Job Description and Outlook
Food processing employees partake in a variety of responsibilities relating to the food industry. This may include working with raw products such as agricultual crops or slaughter animals, or working in large factories to produce ready to consume snacks and other foods. Food processing employees can be general manufactureres or specialize in a specific sector of food processing such as slaughter, baking, or other type of manufacturing.
Bakers in the food processing industry manufacture snack cakes, cookies and other baked goods for mass food production. Bakers produce baked goods such as sliced bread in large quantities for logistical shipping to grocery stores and other retail outlet stores across the country. Bakers must be experienced in baking, especially for large quantities and must be familiar with stabilizing ingredients to help keep bread fresh longer.
Food processors in meat packing can be involved in anything from raising animals for slaughter, to working in the actual slaughter house preparing meat for packaging. Meat packers work in large factories, often with potentialy dangerous equipment such as band saws. Due to the fact that meat packaging employees work directly with raw meat materials, they must have the highest degree of sanitation.

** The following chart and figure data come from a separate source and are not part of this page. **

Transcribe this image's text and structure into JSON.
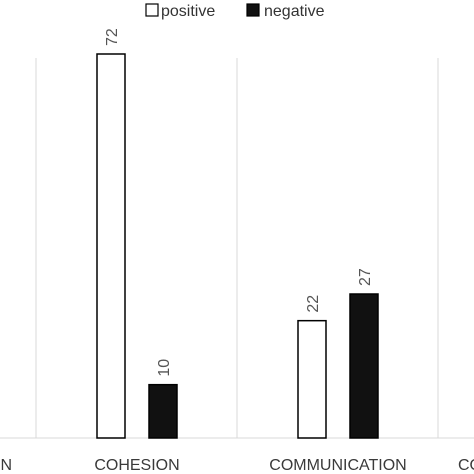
{
  "chart_data": {
    "type": "bar",
    "categories": [
      "N",
      "COHESION",
      "COMMUNICATION",
      "CO"
    ],
    "series": [
      {
        "name": "positive",
        "values": [
          null,
          72,
          22,
          null
        ],
        "color": "#ffffff",
        "stroke": "#000000"
      },
      {
        "name": "negative",
        "values": [
          null,
          10,
          27,
          null
        ],
        "color": "#111111",
        "stroke": "#000000"
      }
    ],
    "title": "",
    "xlabel": "",
    "ylabel": "",
    "ylim": [
      0,
      78
    ],
    "grid": "vertical separators",
    "legend_position": "top-center",
    "data_labels": true,
    "data_label_rotation": "vertical"
  },
  "colors": {
    "separator": "#d9d9d9",
    "baseline": "#d9d9d9",
    "text": "#3a3a3a"
  }
}
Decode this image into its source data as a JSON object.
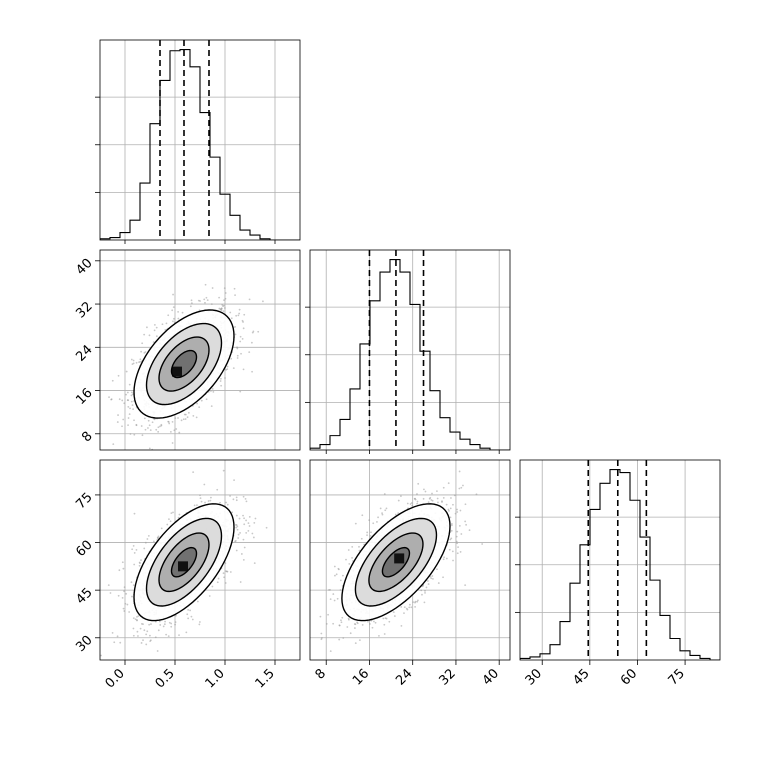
{
  "chart_data": {
    "type": "corner",
    "grid": true,
    "parameters": [
      {
        "range": [
          -0.25,
          1.75
        ],
        "ticks": [
          0.0,
          0.5,
          1.0,
          1.5
        ],
        "tick_labels": [
          "0.0",
          "0.5",
          "1.0",
          "1.5"
        ],
        "quantiles": [
          0.35,
          0.59,
          0.84
        ],
        "hist_edges": [
          -0.25,
          -0.15,
          -0.05,
          0.05,
          0.15,
          0.25,
          0.35,
          0.45,
          0.55,
          0.65,
          0.75,
          0.85,
          0.95,
          1.05,
          1.15,
          1.25,
          1.35,
          1.45,
          1.55,
          1.65,
          1.75
        ],
        "hist_counts": [
          1,
          2,
          6,
          16,
          46,
          94,
          129,
          153,
          154,
          140,
          103,
          67,
          37,
          20,
          8,
          4,
          1,
          0,
          0,
          0
        ]
      },
      {
        "range": [
          5,
          42
        ],
        "ticks": [
          8,
          16,
          24,
          32,
          40
        ],
        "tick_labels": [
          "8",
          "16",
          "24",
          "32",
          "40"
        ],
        "quantiles": [
          16.0,
          20.9,
          26.0
        ],
        "hist_edges": [
          5.0,
          6.85,
          8.7,
          10.55,
          12.4,
          14.25,
          16.1,
          17.95,
          19.8,
          21.65,
          23.5,
          25.35,
          27.2,
          29.05,
          30.9,
          32.75,
          34.6,
          36.45,
          38.3,
          40.15,
          42.0
        ],
        "hist_counts": [
          1,
          3,
          8,
          17,
          34,
          59,
          83,
          99,
          106,
          99,
          81,
          55,
          33,
          18,
          10,
          6,
          3,
          1,
          0,
          0
        ]
      },
      {
        "range": [
          23,
          86
        ],
        "ticks": [
          30,
          45,
          60,
          75
        ],
        "tick_labels": [
          "30",
          "45",
          "60",
          "75"
        ],
        "quantiles": [
          44.5,
          53.8,
          62.8
        ],
        "hist_edges": [
          23.0,
          26.15,
          29.3,
          32.45,
          35.6,
          38.75,
          41.9,
          45.05,
          48.2,
          51.35,
          54.5,
          57.65,
          60.8,
          63.95,
          67.1,
          70.25,
          73.4,
          76.55,
          79.7,
          82.85,
          86.0
        ],
        "hist_counts": [
          1,
          2,
          4,
          10,
          25,
          50,
          75,
          98,
          115,
          124,
          122,
          104,
          80,
          52,
          29,
          14,
          6,
          3,
          1,
          0
        ]
      }
    ],
    "pairs": [
      {
        "x_param": 0,
        "y_param": 1,
        "mean": [
          0.59,
          20.9
        ],
        "std": [
          0.25,
          5.0
        ],
        "corr": 0.52,
        "density_peak": [
          0.52,
          19.5
        ]
      },
      {
        "x_param": 0,
        "y_param": 2,
        "mean": [
          0.59,
          53.8
        ],
        "std": [
          0.25,
          9.2
        ],
        "corr": 0.6,
        "density_peak": [
          0.58,
          52.5
        ]
      },
      {
        "x_param": 1,
        "y_param": 2,
        "mean": [
          20.9,
          53.8
        ],
        "std": [
          5.0,
          9.2
        ],
        "corr": 0.62,
        "density_peak": [
          21.5,
          55.0
        ]
      }
    ],
    "contour_levels_sigma": [
      0.5,
      1.0,
      1.5,
      2.0
    ]
  }
}
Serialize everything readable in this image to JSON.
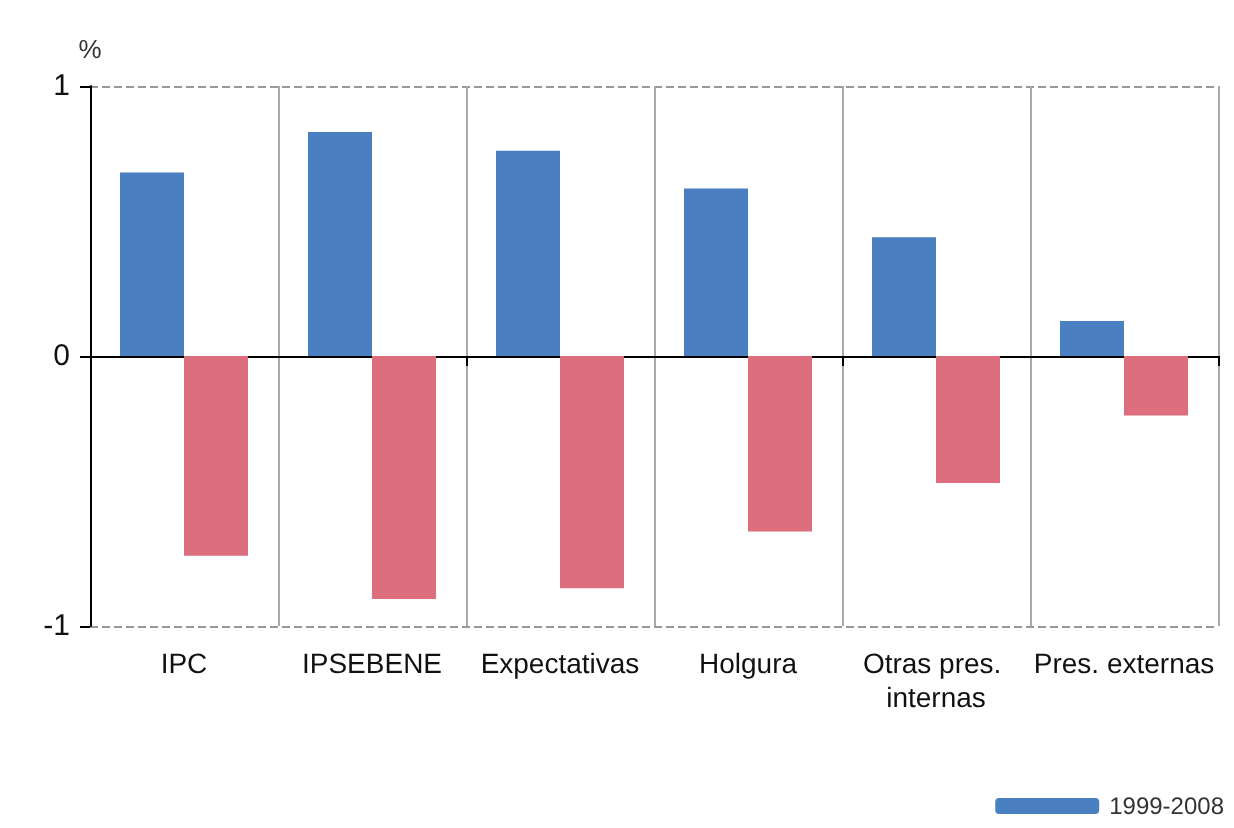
{
  "chart_data": {
    "type": "bar",
    "ylabel": "%",
    "categories": [
      "IPC",
      "IPSEBENE",
      "Expectativas",
      "Holgura",
      "Otras pres. internas",
      "Pres. externas"
    ],
    "series": [
      {
        "name": "1999-2008",
        "color": "#4a7fc1",
        "values": [
          0.68,
          0.83,
          0.76,
          0.62,
          0.44,
          0.13
        ]
      },
      {
        "color": "#dc6e7e",
        "values": [
          -0.74,
          -0.9,
          -0.86,
          -0.65,
          -0.47,
          -0.22
        ]
      }
    ],
    "ylim": [
      -1,
      1
    ],
    "yticks": [
      -1,
      0,
      1
    ],
    "grid": true,
    "legend": "bottom right"
  }
}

Within the the food processing industry, employees may be specially tasked to certain assignments. These include food batchmakers who prepare bulk mixes, cooking machine operators who may operate deep fryers, large industrial ovens or other machines, and package machine operators who oversee the bagging and packaging of the final product prior to outbound shipping.
Food processing employees are subject to follow all food handling guidelines set forth by the food and drug administration as well as those of the employer. Food processing employees must be well groomed and have good sanitation habits. Employees must be either clean shaven, or wear protective materials such as hair nets and other tools.
Food processing employees often work with potentially dangerous machinery such as band saws, deep fryers, open flames or ovens. These machines have the potential to cause seriuos industry or burns. Employees must be specially trained to operate these machines to prevent injury or harm.
Demand for food processing workers will increase as the general population and need for food production also increases. Food production in general is expected to grow over the next ten years.*
*According to the BLS, http://www.bls.gov/oco/
Training and Education Requirements
No formal education or training is required. Upon sucessful hire, the employee normally places the new hire on a regimented training program to allow the new hire to become acquainted with the company operations. However, individual careers and specialized positions in the industry may require some previous training. For example, bakers often are required to have previous knowledge in baking, icing and decorating which is usually aquired during an apprenticeship or other work study program.
No formal certifications are required, however bakers n the food processing industry may seek certification through the Retail Bakers of America. In addition, individual employers may require prospective employees to take certification courses overviewing safety regulations as well as company processes.
There are a number of professional associations for members of the Food procssing industry. There are a number of associations related to specific processs or jobs within the food processing industry. These include professional labor unions for meat packers, factory workers as well as associations such as the Retail Bakers of America.